I’ve been getting admittedly cranky lately with some of the bashing I’ve seen from travel bloggers regarding organized tours. I get it, not all tours are for every traveler, and I’ll be the first (and have been the first) to complain about the annoying throngs of rude tourists who push you out of their way. I’ll also be the first to say that taking a tour with 60 or 100 people is pretty much my worst nightmare, as I’m not a people person, and I hate being treated like a sheep (unless it’s the black sheep…).That said, the general bashing of tours, of the people going on the tours, and constant repeating of how independent travel is the only “right” way to travel is really frustrating to me.When I say organized tours, I’m talking about multi-day tours with transport, guides, food included.
1. Tours can be a highly efficient and more relaxing way of seeing things in a short period of time. There are certain places and things that are really hard to see efficiently and are easier to tour. An organized tour means that you don’t have to be constantly planning, plotting, and scheduling. You don’t have to worry that your transfer isn’t showing up and that you have to get to the next location today because you only have 10 days and have activities scheduled at the next location. Moreover, sometimes on vacation I don’t want to have to worry about the details!
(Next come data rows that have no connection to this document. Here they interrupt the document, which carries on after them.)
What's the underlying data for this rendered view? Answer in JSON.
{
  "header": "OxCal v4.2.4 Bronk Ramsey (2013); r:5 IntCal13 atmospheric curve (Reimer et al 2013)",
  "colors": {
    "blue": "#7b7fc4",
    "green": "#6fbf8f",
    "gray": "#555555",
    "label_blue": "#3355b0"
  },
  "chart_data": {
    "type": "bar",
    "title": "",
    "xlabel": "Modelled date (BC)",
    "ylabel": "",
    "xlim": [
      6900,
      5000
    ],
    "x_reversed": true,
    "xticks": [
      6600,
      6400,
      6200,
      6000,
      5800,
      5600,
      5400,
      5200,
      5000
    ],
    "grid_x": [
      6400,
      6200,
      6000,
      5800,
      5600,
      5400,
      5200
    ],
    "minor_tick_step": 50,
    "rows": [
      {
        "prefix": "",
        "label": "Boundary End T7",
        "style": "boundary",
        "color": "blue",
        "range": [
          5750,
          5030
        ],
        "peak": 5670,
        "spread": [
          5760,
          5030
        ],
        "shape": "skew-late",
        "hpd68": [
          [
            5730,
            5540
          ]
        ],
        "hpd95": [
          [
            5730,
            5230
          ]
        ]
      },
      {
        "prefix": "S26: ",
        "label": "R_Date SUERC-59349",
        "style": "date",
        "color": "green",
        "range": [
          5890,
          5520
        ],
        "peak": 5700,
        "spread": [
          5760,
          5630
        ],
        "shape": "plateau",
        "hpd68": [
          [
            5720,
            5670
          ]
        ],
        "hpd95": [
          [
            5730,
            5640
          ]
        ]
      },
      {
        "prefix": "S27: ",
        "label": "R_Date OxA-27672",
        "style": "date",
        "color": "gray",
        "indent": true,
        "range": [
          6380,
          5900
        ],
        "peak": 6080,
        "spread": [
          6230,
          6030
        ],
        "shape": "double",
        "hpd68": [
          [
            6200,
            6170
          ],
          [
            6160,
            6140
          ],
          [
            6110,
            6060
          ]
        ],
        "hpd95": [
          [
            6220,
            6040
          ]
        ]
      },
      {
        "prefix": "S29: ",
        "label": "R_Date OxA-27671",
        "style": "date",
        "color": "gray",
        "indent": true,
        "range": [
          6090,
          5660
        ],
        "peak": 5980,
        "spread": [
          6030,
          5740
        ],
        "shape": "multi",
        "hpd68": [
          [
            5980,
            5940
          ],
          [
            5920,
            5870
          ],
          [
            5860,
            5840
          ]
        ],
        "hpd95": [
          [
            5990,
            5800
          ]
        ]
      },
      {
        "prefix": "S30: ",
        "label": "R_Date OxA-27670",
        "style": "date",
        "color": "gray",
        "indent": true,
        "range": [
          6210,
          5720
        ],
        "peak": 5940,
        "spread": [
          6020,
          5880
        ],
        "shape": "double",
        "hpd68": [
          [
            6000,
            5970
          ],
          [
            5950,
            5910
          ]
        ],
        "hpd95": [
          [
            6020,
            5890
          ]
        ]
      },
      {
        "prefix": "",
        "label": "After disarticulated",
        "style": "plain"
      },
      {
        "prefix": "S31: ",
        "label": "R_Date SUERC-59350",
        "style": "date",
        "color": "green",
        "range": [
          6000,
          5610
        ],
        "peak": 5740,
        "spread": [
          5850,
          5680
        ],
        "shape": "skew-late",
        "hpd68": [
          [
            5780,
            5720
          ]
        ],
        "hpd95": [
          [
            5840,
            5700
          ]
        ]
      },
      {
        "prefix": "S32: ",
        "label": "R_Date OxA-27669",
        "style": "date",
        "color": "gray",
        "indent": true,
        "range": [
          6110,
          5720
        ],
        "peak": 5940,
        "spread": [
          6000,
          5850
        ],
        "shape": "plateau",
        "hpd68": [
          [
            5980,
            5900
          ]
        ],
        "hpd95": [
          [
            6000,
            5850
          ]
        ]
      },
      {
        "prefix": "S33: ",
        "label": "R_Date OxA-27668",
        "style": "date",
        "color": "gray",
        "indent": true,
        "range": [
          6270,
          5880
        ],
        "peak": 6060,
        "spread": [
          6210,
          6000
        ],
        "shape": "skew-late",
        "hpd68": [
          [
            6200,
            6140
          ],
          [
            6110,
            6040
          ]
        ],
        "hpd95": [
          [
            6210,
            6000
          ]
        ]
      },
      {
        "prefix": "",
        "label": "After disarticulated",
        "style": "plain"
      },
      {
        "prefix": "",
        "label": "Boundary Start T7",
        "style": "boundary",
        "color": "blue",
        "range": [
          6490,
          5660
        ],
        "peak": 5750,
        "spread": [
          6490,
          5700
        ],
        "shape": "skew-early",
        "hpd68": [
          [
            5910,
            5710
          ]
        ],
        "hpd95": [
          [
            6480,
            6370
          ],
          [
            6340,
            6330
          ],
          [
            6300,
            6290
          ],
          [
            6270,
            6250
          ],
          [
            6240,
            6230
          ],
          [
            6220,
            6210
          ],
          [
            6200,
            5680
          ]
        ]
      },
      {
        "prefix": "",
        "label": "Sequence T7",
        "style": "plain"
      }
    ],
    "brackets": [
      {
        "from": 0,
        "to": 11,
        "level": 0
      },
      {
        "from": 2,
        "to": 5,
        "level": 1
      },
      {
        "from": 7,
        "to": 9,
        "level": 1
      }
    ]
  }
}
2. All tours are not made equal. Repeat: All organized tours ARE NOT made equal. This echoes what I said above. Come on–the big bus tours with 60 people in Kruger going on safari are light years away from tours with well-known, good operators and 10-12 people. Yes, I realize much of this has to do with what you can afford, but I really dislike that these tours get lumped together and crapped on together. Perhaps most importantly, tour companies vary widely on their treatment of employees, approach to conservation and environment issues, cultural learning, etc. This also relates directly to the next three points…
3. You can be just as isolated/un-immersed in a ritzy hotel, traveling independently, as you can be in an organized tour (YOUR CHOICE!) This is one of my pet peeves–those who stress independent travel, then go to a resort and don’t leave, or leave to go see the popular sights, go to a nice restaurant, and return to the hotel and claim that their experience was more “authentic” than someone who went on a tour. What a load of crap. A trip is what you make of it, and who and how you choose to engage, regardless of how you travel. While big box tours may not offer such opportunities, smaller tours most definitely do.
4. Tours are NOT just for people that haven’t traveled, or are uncomfortable traveling independently. Again, seriously? Some of the most interesting people I’ve ever met were on tours. Incredible, inspiring, people. People with amazing careers. Fun life stories. Most have traveled independently quite extensively, and are at ease in different cultures. Yes, we’ve had some real doozies on tours too (people that required apologizing for…never fun). But this has truly been the exception, not the rule. Again, depends on the type of tour–please see #2!
5. Not all tours are “bad deals” when you add up the cost of all the hotels, meals, and services. The constant implication (or explicit complaint) that all tours are rip-offs is just silly. Yup, there are rip-offs, but if you aren’t paying attention, you can be ripped off whether you spend $800 on a sh*tty Groupon deal or $10,000 on a tour that should have been $5,000. Price out how much services and hotels would be separately, to avoid paying a “luxury” tour company $1000 a night for a room that is selling for $150 online. Be an educated consumer and be sure that you are paying for what you get; but avoid falling into the trap of thinking that just because it says tour that it just has to be overpriced.
Do you think there is a time and a place for organized tours? What has your experience been?